Em causa estavam suspeitas de corrupção relacionadas com os chamados Custos para a Manutenção do Equilíbrio Contratual (CMEC), um instrumento criado pelo governo de Pedro Santana Lopes (PSD) em dezembro de 2004 para compensar as empresas do setor na sequência da liberalização do mercado energético que foi imposta por Bruxelas.

À data foram constituídos quatro arguidos neste processo, entre eles António Mexia e João Manso Neto, respetivamente presidentes executivos da EDP e da EDP Renováveis - e a par deles Manuel Pinho, antigo ministro da Economia no governo socialista de José Sócrates, que está agora na mira de uma comissão parlamentar de inquérito.

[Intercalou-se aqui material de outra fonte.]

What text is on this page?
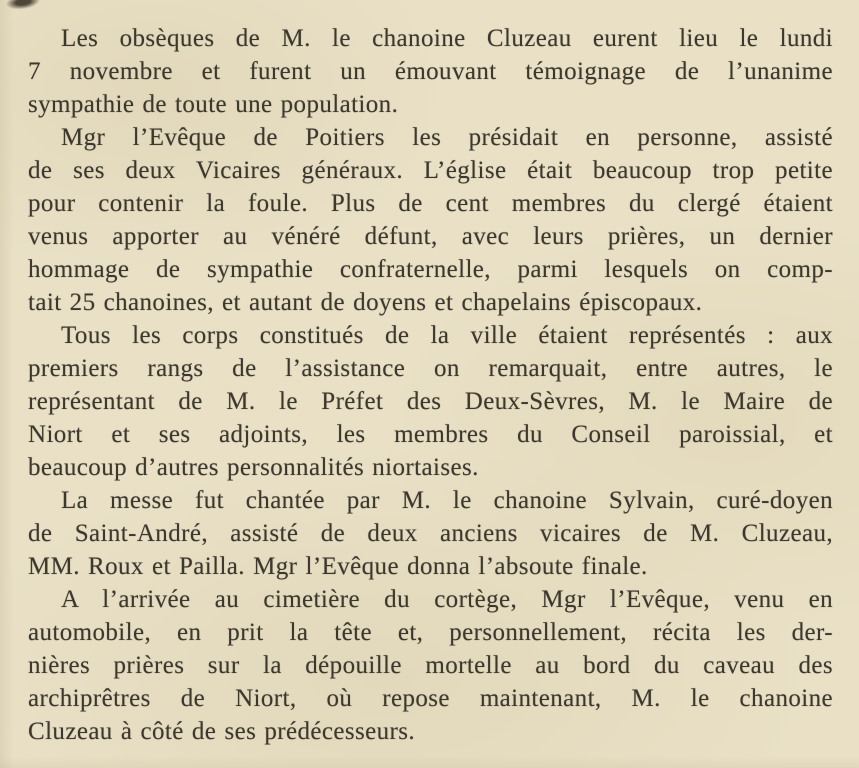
Les obsèques de M. le chanoine Cluzeau eurent lieu le lundi
7 novembre et furent un émouvant témoignage de l’unanime
sympathie de toute une population.
Mgr l’Evêque de Poitiers les présidait en personne, assisté
de ses deux Vicaires généraux. L’église était beaucoup trop petite
pour contenir la foule. Plus de cent membres du clergé étaient
venus apporter au vénéré défunt, avec leurs prières, un dernier
hommage de sympathie confraternelle, parmi lesquels on comp-
tait 25 chanoines, et autant de doyens et chapelains épiscopaux.
Tous les corps constitués de la ville étaient représentés : aux
premiers rangs de l’assistance on remarquait, entre autres, le
représentant de M. le Préfet des Deux-Sèvres, M. le Maire de
Niort et ses adjoints, les membres du Conseil paroissial, et
beaucoup d’autres personnalités niortaises.
La messe fut chantée par M. le chanoine Sylvain, curé-doyen
de Saint-André, assisté de deux anciens vicaires de M. Cluzeau,
MM. Roux et Pailla. Mgr l’Evêque donna l’absoute finale.
A l’arrivée au cimetière du cortège, Mgr l’Evêque, venu en
automobile, en prit la tête et, personnellement, récita les der-
nières prières sur la dépouille mortelle au bord du caveau des
archiprêtres de Niort, où repose maintenant, M. le chanoine
Cluzeau à côté de ses prédécesseurs.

Quase um ano depois desta investigação, o caso vai chegar ao Parlamento. Mas afinal, o que é que está em causa?

Rendas de energia

O decreto-lei que instituiu os CMEC angariou críticas imediatas dos reguladores no final de 2004. O alerta deixado foi o de que estes contratos iam aumentar "a receita dos produtores" e da REN "à custa dos consumidores" em comparação com os antigos Contratos de Aquisição de Energia (CAE), que foram extintos para dar lugar aos CMEC.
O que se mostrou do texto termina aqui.